Nauru, qui s’exprimait au nom des petits États insulaire en développement du Pacifique, a également appelé à la coopération entre les parties prenantes.  Pour sa déléguée, l’éducation des jeunes aux questions océaniques est cruciale.  Elle a appelé à la mobilisation des fonds publics et privés en faveur de l’ODD 14 et des autres, en droite ligne des Orientations de Samoa.  Le Zimbabwe a insisté sur le renforcement des capacités et le transfert des technologies afin de soutenir les pays en développement, notamment ceux sans littoral, pour réaliser l’ODD 14, et partant, les autres ODD.  Même son de cloche pour la Colombie qui a souligné l’importance de l’assistance financière pour les projets des pays en développement. 

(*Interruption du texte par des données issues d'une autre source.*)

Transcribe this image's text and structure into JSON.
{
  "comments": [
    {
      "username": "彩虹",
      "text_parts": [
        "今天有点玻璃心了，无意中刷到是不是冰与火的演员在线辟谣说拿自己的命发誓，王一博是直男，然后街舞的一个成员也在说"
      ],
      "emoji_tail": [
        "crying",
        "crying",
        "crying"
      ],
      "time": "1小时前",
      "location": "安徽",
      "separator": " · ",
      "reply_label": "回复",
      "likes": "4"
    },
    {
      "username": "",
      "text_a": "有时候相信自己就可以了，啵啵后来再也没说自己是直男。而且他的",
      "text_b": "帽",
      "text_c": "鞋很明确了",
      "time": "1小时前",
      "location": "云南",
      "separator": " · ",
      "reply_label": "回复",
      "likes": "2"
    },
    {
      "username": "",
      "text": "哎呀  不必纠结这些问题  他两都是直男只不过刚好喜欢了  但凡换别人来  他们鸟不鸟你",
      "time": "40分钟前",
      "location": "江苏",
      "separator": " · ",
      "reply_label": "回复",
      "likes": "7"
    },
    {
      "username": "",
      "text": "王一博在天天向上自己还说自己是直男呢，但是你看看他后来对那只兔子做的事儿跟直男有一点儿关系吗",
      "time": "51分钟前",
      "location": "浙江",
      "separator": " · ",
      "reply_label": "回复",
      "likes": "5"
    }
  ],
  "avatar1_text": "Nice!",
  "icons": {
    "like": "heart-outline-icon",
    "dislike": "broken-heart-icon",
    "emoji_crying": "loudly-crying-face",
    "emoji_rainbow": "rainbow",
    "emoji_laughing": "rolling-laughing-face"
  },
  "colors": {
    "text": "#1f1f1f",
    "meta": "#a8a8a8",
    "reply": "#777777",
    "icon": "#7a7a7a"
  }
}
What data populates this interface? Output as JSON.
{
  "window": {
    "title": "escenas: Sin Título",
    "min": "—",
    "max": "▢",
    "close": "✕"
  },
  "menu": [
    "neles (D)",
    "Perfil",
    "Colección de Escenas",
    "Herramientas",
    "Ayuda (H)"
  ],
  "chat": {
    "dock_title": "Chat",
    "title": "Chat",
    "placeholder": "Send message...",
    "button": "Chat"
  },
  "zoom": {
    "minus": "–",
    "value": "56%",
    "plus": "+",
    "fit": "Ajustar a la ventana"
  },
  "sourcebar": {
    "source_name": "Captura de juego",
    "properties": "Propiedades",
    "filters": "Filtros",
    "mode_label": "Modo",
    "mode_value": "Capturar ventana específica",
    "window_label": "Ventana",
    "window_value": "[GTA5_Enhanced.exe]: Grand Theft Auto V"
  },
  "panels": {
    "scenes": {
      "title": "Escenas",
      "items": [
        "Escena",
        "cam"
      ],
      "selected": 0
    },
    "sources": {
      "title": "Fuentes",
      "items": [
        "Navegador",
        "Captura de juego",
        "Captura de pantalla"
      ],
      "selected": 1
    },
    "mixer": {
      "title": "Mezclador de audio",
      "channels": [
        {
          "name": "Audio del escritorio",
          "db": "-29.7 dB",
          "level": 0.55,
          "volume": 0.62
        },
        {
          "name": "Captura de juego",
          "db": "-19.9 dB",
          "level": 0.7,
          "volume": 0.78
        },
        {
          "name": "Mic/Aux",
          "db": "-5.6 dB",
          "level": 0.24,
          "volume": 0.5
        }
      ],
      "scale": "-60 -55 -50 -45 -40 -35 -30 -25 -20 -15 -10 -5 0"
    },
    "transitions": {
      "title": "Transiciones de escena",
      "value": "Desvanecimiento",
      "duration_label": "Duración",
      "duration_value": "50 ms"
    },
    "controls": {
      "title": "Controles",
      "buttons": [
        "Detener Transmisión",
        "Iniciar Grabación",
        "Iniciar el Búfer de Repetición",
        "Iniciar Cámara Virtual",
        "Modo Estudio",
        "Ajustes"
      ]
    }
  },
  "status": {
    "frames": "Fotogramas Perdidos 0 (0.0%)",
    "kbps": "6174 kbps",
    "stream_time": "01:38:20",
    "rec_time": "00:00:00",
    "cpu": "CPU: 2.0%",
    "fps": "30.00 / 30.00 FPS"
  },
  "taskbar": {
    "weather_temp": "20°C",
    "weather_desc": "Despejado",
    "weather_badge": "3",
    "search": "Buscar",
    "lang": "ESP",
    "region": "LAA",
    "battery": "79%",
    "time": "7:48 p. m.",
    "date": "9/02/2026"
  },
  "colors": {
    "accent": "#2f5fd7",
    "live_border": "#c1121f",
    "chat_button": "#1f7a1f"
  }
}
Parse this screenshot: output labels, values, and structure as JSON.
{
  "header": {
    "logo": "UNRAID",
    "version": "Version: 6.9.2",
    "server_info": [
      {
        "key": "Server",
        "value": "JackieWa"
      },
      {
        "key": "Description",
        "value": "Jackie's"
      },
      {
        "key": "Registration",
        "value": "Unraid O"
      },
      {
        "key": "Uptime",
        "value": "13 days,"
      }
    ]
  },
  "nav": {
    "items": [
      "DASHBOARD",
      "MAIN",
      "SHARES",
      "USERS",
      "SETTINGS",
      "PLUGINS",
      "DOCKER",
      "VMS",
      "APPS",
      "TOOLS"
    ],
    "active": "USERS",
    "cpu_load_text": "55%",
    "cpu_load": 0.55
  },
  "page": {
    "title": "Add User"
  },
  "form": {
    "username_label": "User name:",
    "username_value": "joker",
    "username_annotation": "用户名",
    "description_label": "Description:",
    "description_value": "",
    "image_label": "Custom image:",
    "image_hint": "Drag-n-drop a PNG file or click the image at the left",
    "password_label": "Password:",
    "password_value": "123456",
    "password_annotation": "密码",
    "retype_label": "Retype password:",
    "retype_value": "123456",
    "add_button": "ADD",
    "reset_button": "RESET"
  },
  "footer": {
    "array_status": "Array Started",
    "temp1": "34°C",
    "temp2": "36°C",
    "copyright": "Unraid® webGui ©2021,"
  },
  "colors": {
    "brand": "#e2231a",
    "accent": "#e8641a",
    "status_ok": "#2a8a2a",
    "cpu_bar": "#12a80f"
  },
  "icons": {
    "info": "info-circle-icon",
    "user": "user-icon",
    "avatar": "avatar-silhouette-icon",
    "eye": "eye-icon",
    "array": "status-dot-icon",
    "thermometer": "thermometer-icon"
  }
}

Le grand groupe des enfants et des jeunes a invité les politiques à collaborer avec les jeunes pour la prise de décisions, ainsi que les dirigeants à écouter la science.  Je suis lasse d’entendre les adultes parler de leurs erreurs, s’est empotée la déléguée d’Acqua Matter, en implorant les délégations d’inclure les agents du changement que sont les jeunes.  Au sein du International Council for Local Environmental Initiatives, on appelle les dirigeants à mettre l’accent sur les initiatives locales.  Haïti a dit sa détermination à coopérer avec les acteurs multinationaux pour créer un cadre national de gestion des océans qui veillera à ne laisser personne de côté.  Quant à Medical Impact, elle a regretté que les États n’aient pas réagi à l’acidification des océans avec la même urgence que pour la COVID-19, alors que la mauvaise santé des océans pourrait tuer autant de gens que la pandémie.  Enfin, l’organisation Apco Worldwide a dit miser sur le recyclage, en se servant des technologies modernes et du principe selon lequel « la poubelle de l’un peut être le trésor de l’autre ».